Reading this book was a wild combination of delight, unease, and poetry. It felt like a dark, weird dream. Some of the stories went over my head or didn’t really hit, while others made me think “huh, that’s interesting,” and still others used the English language so precisely and sparingly that I took a photo just to remember how Farmer put the words together.
These little vignettes are visceral and haunting. The beginning and ending stories/prose-poems are exquisite. This is what happens when a writer tends to the syntax; the subtext; and the ghost between.
These stories are so creative, beautiful & strange. I especially loved "The Light at the End of the Tunnel" & "Coffin Water" & "Pillar of Salt" & "The Women" & "Where Everyone is a Star." Ashley writes stuff like "I pictured myself as a single drop of pink water that would someday merge with other drops the same color. How beautiful, I thought, to become wholer than whole" and "From the tiger's milky sleep, he heard the boy's heart" and "Sometimes I become an orange, peeled form the waist up, round against two palms." She writes these really lush descriptive lines that defy labels. Some feel like prose poems and some feel like vignettes and some feel like short stories. It's a tiny book full of lots of tiny stories that feel bigger than they are and they keep spilling out and spilling out even after you turn the page.

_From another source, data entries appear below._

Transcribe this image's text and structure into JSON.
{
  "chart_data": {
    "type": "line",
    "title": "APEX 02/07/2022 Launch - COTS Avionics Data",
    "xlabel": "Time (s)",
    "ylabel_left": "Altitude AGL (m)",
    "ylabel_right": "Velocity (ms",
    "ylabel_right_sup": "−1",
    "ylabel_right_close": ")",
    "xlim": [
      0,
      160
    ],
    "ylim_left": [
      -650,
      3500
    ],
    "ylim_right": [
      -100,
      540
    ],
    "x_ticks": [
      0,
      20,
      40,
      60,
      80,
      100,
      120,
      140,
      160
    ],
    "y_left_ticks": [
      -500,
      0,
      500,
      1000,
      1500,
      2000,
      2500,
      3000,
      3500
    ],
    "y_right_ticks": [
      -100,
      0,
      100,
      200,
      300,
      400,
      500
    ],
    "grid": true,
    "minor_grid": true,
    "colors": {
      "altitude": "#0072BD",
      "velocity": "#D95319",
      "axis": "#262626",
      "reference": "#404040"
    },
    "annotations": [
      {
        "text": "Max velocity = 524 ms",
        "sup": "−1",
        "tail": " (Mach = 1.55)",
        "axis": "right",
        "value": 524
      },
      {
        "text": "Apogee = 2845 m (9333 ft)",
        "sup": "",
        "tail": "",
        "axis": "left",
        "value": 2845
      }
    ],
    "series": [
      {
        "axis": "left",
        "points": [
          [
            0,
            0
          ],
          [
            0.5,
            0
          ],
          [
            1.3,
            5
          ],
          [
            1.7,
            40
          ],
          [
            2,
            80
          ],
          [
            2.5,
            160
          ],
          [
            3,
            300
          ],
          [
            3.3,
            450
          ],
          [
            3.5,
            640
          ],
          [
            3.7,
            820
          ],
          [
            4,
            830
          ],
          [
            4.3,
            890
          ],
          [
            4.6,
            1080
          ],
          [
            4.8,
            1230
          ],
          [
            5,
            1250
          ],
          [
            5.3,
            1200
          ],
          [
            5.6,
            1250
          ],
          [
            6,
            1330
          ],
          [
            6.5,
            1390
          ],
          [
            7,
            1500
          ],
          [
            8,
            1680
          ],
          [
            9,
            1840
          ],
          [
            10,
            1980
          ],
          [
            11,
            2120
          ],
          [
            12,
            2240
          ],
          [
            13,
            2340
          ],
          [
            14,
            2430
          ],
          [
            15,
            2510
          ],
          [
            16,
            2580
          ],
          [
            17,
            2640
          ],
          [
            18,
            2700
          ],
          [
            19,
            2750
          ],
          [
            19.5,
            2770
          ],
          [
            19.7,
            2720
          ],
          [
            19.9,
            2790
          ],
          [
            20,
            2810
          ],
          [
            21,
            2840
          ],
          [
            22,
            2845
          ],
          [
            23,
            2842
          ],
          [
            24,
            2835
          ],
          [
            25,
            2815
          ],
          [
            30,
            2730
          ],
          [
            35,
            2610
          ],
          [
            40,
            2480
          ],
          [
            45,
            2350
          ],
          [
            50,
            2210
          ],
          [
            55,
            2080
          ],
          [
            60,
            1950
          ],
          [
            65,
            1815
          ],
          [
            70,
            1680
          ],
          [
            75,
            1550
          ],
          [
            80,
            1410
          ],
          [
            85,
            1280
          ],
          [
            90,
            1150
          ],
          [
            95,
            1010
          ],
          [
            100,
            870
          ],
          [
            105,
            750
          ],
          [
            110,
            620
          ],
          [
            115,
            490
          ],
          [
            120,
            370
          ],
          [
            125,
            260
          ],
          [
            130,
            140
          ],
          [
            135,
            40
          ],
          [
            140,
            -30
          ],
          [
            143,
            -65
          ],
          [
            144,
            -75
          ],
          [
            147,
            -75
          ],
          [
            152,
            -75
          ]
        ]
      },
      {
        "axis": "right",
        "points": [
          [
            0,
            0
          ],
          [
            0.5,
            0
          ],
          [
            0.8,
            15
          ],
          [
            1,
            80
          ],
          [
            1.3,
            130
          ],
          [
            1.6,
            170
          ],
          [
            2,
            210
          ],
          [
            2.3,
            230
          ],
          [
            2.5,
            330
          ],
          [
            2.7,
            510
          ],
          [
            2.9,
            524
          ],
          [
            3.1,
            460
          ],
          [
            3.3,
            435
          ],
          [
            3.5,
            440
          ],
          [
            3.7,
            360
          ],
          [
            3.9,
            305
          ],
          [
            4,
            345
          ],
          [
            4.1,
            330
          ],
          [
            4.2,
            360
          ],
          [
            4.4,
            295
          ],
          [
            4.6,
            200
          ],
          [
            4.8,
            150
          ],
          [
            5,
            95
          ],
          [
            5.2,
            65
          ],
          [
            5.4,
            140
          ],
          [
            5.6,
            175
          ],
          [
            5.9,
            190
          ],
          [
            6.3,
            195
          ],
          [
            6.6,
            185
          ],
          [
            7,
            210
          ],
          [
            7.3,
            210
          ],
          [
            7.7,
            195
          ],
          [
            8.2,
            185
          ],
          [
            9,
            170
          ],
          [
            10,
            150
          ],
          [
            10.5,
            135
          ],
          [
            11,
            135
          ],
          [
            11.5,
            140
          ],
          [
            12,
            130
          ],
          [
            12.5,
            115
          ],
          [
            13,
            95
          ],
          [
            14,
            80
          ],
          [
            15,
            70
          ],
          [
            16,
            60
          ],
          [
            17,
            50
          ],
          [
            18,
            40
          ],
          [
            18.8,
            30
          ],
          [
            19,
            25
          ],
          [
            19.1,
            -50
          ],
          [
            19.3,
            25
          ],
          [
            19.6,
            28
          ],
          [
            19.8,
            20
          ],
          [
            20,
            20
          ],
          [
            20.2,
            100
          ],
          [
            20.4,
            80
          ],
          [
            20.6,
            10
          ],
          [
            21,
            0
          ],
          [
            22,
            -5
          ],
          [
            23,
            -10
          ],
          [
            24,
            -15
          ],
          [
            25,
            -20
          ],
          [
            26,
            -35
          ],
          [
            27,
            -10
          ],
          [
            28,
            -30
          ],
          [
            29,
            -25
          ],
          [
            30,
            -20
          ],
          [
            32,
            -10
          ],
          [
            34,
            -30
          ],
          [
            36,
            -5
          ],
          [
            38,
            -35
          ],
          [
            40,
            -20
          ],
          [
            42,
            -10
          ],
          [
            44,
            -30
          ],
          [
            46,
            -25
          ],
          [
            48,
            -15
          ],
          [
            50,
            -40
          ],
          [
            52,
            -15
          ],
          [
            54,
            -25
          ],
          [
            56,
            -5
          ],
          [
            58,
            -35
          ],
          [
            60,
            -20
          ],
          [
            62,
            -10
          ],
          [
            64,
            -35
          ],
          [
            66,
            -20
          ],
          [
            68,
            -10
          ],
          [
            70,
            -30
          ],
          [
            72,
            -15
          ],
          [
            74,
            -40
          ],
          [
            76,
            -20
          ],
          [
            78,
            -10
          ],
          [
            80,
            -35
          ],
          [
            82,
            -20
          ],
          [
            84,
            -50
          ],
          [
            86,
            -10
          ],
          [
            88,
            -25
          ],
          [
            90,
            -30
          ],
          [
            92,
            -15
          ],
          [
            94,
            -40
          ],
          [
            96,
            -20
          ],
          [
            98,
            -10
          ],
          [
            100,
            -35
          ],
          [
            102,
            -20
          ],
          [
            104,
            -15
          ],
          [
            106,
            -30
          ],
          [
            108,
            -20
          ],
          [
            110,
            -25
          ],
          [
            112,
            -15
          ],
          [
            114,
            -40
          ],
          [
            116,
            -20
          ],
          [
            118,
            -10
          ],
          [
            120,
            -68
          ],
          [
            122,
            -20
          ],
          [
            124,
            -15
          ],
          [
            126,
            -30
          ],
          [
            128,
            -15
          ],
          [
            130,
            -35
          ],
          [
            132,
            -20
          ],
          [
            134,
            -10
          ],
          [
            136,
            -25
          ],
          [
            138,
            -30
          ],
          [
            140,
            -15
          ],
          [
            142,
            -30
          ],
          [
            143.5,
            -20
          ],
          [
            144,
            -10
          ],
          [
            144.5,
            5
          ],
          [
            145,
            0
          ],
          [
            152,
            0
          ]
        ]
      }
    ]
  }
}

When I pulled this tiny (4 ¼ x 5 ½ inches) book out of my mailbox, I was charmed by its size and shape. An itty bitty book with itty bitty essays. So cute. Then I started reading. I’m sorry. Maybe I’m old, dense or not taking the right drugs, but 90 percent of these essays make absolutely no sense to me, even if other reviewers see great insight in them. I just don’t. Sorry. Two stars for cuteness and genius that is buried in these words.
A book of melancholic prose poetry. Beautiful, lost, and sad. The writings made my heartache and my mind focus. Whatever happened to the promises of youth? Who are these "people" I encounter? What happened to the people in my life, those close connections that I can no longer feel or understand? I feel less alone after reading these writings but still alone regardless. Good stuff.